Suzy Bashford invited Anders Lyckman, Global Creative Director, Forever 21 and ODD client to comment on Marketing’s feature piece, ‘As the delineation between consumers’ real and online lives becomes less clear, marketers must strive to keep pace.’
We live in a world where we can summon a cab within minutes via an app. We can book into a stranger’s spare room, instead of an expensive hotel, courtesy of Airbnb. Our virtual personal assistant, who lives in our smartphone, can warn us to leave 15 minutes early for our meeting because traffic is unusually heavy. Users of the Canary app in Seattle can even summon cannabis to their door within the hour.
Such technology, which slips seamlessly between the virtual and physical worlds, has led some tech experts to argue that marketers should ditch the word ‘digital’ altogether.
As the physical and virtual worlds collide, customer expectations are soaring. “Customers now see our brand as always-on, expecting identical levels of service and experience, regardless of channel,” says Anders Lyckman, global creative director at US fashion retailer Forever 21. “If they get a response in-store immediately, they expect one online immediately. So we have a commitment to both provide inspiring and engaging brand content and meet customer-service expectations 24/7.”

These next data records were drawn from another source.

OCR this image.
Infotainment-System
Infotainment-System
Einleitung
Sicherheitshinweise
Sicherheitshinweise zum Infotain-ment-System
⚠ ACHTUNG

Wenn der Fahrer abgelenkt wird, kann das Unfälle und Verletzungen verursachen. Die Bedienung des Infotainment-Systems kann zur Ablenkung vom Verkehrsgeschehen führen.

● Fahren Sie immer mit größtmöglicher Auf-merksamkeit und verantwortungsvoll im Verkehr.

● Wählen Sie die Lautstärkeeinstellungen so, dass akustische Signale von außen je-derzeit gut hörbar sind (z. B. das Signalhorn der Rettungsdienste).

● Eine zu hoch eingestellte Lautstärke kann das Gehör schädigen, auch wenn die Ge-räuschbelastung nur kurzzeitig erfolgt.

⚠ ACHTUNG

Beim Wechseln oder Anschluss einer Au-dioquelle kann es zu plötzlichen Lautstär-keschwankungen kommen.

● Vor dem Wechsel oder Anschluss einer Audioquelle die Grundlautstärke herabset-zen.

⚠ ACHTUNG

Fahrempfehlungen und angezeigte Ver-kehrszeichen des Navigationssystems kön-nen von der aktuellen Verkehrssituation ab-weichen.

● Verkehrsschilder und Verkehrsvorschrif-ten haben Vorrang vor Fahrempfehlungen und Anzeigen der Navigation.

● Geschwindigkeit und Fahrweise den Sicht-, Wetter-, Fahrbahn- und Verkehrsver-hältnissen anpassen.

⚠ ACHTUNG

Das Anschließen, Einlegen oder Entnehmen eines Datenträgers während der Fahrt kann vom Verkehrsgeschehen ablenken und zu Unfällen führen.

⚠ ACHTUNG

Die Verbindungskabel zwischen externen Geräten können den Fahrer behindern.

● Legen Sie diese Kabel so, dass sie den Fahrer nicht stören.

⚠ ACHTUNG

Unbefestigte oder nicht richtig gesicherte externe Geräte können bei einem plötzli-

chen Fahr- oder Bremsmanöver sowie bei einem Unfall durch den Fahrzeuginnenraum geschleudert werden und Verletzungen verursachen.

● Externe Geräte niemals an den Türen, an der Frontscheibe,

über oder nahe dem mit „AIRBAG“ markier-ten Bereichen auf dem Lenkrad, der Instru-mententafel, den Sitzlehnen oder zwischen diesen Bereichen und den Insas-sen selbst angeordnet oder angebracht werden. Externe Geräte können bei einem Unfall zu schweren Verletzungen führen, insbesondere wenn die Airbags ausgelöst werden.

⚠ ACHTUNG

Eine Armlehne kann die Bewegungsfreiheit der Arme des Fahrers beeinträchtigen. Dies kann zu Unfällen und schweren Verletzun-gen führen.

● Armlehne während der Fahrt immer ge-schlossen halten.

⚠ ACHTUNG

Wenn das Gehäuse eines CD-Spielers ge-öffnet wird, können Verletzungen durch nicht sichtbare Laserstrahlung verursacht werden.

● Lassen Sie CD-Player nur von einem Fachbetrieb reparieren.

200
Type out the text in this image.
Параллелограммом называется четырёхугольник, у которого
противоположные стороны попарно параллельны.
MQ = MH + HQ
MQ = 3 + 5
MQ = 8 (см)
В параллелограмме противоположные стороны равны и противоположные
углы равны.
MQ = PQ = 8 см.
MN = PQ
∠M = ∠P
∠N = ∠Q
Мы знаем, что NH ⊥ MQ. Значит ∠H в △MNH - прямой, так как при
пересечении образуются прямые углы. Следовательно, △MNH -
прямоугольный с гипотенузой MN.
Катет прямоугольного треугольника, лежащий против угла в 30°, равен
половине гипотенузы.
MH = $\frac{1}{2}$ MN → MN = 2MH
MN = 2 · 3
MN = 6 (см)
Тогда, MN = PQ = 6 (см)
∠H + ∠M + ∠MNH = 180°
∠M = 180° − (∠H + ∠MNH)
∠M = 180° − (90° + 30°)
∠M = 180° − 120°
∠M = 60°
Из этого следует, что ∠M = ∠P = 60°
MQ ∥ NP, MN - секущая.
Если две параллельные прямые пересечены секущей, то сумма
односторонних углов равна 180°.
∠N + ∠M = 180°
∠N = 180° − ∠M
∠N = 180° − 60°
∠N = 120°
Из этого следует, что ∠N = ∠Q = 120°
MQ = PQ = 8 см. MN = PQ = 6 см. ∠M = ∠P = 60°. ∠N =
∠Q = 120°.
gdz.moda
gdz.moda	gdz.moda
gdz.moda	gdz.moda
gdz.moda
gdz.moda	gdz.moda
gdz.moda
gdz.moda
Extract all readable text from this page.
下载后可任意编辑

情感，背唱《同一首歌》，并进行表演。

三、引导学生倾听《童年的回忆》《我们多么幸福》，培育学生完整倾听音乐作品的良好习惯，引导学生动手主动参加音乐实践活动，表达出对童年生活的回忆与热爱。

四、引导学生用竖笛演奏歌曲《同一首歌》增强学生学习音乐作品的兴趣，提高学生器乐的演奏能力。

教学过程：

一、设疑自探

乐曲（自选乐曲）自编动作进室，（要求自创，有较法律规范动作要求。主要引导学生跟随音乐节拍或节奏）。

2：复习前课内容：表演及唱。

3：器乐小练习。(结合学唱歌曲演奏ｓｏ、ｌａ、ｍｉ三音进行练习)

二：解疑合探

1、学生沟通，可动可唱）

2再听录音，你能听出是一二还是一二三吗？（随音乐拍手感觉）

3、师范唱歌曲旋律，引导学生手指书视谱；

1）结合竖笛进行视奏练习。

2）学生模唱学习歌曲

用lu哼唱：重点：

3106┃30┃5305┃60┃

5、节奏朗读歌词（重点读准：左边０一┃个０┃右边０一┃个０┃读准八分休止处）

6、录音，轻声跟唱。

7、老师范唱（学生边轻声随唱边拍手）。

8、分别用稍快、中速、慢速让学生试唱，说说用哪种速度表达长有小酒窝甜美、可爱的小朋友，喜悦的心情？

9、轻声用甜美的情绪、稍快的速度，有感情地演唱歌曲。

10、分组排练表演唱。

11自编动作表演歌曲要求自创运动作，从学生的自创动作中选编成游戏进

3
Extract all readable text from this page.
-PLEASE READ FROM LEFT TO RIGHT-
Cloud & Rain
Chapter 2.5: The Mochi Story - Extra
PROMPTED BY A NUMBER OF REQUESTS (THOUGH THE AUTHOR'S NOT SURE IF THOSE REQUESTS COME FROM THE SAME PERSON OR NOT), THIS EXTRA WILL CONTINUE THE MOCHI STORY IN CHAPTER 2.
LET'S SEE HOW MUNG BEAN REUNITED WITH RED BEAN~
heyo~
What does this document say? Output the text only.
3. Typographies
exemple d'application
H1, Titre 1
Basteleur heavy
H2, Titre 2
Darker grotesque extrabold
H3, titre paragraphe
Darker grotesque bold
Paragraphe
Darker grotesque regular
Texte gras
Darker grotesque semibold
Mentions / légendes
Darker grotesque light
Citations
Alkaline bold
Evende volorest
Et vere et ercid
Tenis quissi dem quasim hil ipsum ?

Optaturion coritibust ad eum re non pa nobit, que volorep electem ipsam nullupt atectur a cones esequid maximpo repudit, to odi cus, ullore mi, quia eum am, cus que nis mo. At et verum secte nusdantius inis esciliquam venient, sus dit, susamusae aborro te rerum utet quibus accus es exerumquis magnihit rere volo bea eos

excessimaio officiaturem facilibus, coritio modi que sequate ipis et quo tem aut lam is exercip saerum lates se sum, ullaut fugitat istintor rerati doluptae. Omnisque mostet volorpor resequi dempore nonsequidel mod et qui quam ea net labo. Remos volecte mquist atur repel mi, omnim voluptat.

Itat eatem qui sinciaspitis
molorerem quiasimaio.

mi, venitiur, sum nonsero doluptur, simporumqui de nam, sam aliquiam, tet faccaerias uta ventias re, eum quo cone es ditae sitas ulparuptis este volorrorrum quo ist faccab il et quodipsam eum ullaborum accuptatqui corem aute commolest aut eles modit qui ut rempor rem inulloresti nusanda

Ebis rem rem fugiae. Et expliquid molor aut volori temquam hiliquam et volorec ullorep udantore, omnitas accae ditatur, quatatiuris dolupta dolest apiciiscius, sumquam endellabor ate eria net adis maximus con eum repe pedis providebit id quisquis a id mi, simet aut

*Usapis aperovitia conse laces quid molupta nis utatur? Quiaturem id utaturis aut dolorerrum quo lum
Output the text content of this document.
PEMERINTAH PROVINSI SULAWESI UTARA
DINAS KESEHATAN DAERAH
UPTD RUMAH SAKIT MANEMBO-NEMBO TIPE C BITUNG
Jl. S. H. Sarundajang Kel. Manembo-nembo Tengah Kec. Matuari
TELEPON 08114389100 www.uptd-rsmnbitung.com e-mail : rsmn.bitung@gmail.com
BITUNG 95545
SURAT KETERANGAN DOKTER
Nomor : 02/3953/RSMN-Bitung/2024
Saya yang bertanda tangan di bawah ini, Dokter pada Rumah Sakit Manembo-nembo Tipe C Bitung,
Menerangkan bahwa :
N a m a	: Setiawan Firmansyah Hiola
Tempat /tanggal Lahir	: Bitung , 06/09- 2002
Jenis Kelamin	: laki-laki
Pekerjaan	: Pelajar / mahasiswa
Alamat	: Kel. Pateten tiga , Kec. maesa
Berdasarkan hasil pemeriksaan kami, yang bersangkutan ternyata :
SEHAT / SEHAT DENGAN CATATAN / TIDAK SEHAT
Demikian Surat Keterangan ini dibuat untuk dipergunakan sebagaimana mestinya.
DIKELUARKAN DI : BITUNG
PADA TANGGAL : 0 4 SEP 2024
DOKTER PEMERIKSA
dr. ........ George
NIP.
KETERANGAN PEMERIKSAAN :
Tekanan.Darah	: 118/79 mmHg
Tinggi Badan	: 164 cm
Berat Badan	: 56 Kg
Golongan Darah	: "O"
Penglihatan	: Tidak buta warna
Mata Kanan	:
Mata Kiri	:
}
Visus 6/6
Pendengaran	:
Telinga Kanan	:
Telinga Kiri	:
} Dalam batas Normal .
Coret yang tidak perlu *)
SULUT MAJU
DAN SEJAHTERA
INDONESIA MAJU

However, he stresses that while the onand offline experiences should be integrated, they should not “be carbon copies of each other”; rather, they should play to their strengths. In light of this, Forever 21 is working with integrated agency ODD to create more “theatre” in retail stores because “there is something about being present and able to experience, touch, feel, smell a brand that is, and always has been, so very powerful”.